Autoimmune Retinopathy

Autoimmune diseases are quite distinct from inherited retinal dystrophies. In Autoimmune Retinopathy (AIR) the body’s own defence mechanism starts attacking tissues by mistake, in this case the retina, as opposed to in a genetic condition like inherited sight loss which leads to retinal degeneration.

Upon learning of treatments for and research into AIR, and considering their symptoms, some people with an inherited retinal dystrophy may become concerned they have been misdiagnosed and that unlike in the case of inherited sight loss, they have a condition where an unproven treatment can be offered.

In fact, AIR generally has a much later onset than inherited sight loss and will not be familial; a blood test for antibodies against retinal proteins would suggest AIR as described above. If you have been given a genetic diagnosis of an inherited retinal dystrophy the diagnosis has already been made.

In addition, any treatments for AIR are not translatable between these two very different groups of conditions.

If you have any concerns about your diagnosis, you should seek the advice of your retinal specialist for expert advice.

What is AIR?

Autoimmune retinopathy (AIR) is a term given for patients who have a rare autoimmune condition that results in loss of photoreceptor (rods and cones) function. The immune system protects us against infection, cancer and damaged cells. The orchestrators of the immune system are our white blood cells that are rapid in their response to insults and part of their role is to remove the ‘danger’. To do this a subset of white blood cells called B cells produce antibodies (immunoglobulins) that attack the infection or damaged cells. However, sometimes the immune system is unable to differentiate between its own proteins on the surface of cells from foreign protein (e.g. an infection). When this happens conditions called autoimmune diseases may prevail, and AIR is thought to be an example of such an autoimmune disease.

How does AIR present?

The condition can be slow and relentless with respect to symptoms and presentation.
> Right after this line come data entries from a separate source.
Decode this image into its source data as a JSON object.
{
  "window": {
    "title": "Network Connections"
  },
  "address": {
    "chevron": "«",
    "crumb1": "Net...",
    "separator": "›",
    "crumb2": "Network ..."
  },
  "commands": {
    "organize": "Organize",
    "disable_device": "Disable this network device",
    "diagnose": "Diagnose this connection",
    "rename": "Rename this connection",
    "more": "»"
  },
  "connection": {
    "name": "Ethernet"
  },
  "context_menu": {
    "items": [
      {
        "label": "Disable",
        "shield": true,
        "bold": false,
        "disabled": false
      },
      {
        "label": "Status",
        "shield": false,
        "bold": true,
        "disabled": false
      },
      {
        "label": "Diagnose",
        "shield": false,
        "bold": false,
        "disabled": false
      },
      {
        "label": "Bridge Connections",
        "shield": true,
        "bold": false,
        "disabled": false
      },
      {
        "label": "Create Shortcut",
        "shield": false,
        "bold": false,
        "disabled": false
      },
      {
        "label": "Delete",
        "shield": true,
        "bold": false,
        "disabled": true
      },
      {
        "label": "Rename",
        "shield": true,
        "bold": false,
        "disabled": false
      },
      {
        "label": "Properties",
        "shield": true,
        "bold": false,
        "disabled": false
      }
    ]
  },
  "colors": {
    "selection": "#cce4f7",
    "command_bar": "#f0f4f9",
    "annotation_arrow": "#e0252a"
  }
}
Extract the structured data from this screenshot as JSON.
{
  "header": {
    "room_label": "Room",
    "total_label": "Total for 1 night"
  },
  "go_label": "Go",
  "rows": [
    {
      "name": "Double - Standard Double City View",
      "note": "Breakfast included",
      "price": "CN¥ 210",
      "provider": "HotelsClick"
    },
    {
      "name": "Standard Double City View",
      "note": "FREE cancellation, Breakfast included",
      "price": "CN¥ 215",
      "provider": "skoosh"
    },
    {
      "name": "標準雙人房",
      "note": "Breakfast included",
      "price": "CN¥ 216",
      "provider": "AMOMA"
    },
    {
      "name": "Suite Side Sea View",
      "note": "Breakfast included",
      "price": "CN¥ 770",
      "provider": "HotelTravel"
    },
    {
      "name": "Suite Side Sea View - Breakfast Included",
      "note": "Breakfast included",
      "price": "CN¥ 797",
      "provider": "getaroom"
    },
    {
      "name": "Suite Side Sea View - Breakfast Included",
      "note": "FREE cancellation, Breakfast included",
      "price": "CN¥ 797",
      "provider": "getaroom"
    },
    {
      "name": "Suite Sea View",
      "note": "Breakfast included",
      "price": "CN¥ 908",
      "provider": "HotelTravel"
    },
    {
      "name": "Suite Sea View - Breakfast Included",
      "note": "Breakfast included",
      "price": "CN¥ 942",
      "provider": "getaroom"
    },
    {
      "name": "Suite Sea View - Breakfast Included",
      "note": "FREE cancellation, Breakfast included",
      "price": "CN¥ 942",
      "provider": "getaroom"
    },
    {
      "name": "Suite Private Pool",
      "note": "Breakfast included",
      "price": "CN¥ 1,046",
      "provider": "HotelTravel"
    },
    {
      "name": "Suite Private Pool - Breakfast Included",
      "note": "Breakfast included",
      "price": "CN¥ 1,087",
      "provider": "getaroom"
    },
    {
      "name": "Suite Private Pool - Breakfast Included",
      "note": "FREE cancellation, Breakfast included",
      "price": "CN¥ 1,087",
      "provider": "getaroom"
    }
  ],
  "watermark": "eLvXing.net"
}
Often AIR is characterised by initial visual field defects and episodic flashing lights (photopsia) and night blindness (nyctalopia) resulting potentially in significant vision loss. To the doctor the appearance of the eye can look normal for some time and in particular the retina (fundoscopy) is healthy looking, initially. Later in disease there can be loss of retinal pigment epithelium or pigmentary changes at the macular of the retina and retinal tissue loss (atrophy) and very late in disease the retinal vessels are thinned and the optic nerve head (optic disc) has a waxy pale appearance.

How is AIR diagnosed?

While there are variances in the presentation and ocular appearance during the presentation and course of AIR, the diagnosis is based on the presence of circulating auto-retinal antibodies which target retinal antibodies and are thought to cause the loss of photoreceptors. There remains no international consensus on diagnostic criteria.

Autoretinal antibodies are detected by specialised laboratories using techniques knows as ELISA and Western blot and immunohistochemistry and patients may have more than anti-retinal antibody. However, the presence of autoantibodies is not diagnostic.

Other ancillary tests may help the clinician make diagnosis including characteristic electrodiagnostic features seen in AIR (testing the electrical function of the retina), and characteristic features on enhanced imaging of the retina.

How is AIR treated?

There is no clear guidance on best treatment options. In general most specialists choose to treat with drugs or agent that suppress the immune system (called immunomodulation) but at best remains empiric in choice of drug. Such drugs include (and not exclusively): Steroids, mycophenolate mofetil, targeted B cells therapy (Rituximab) and intravenous immunoglobulin therapy (IVIG).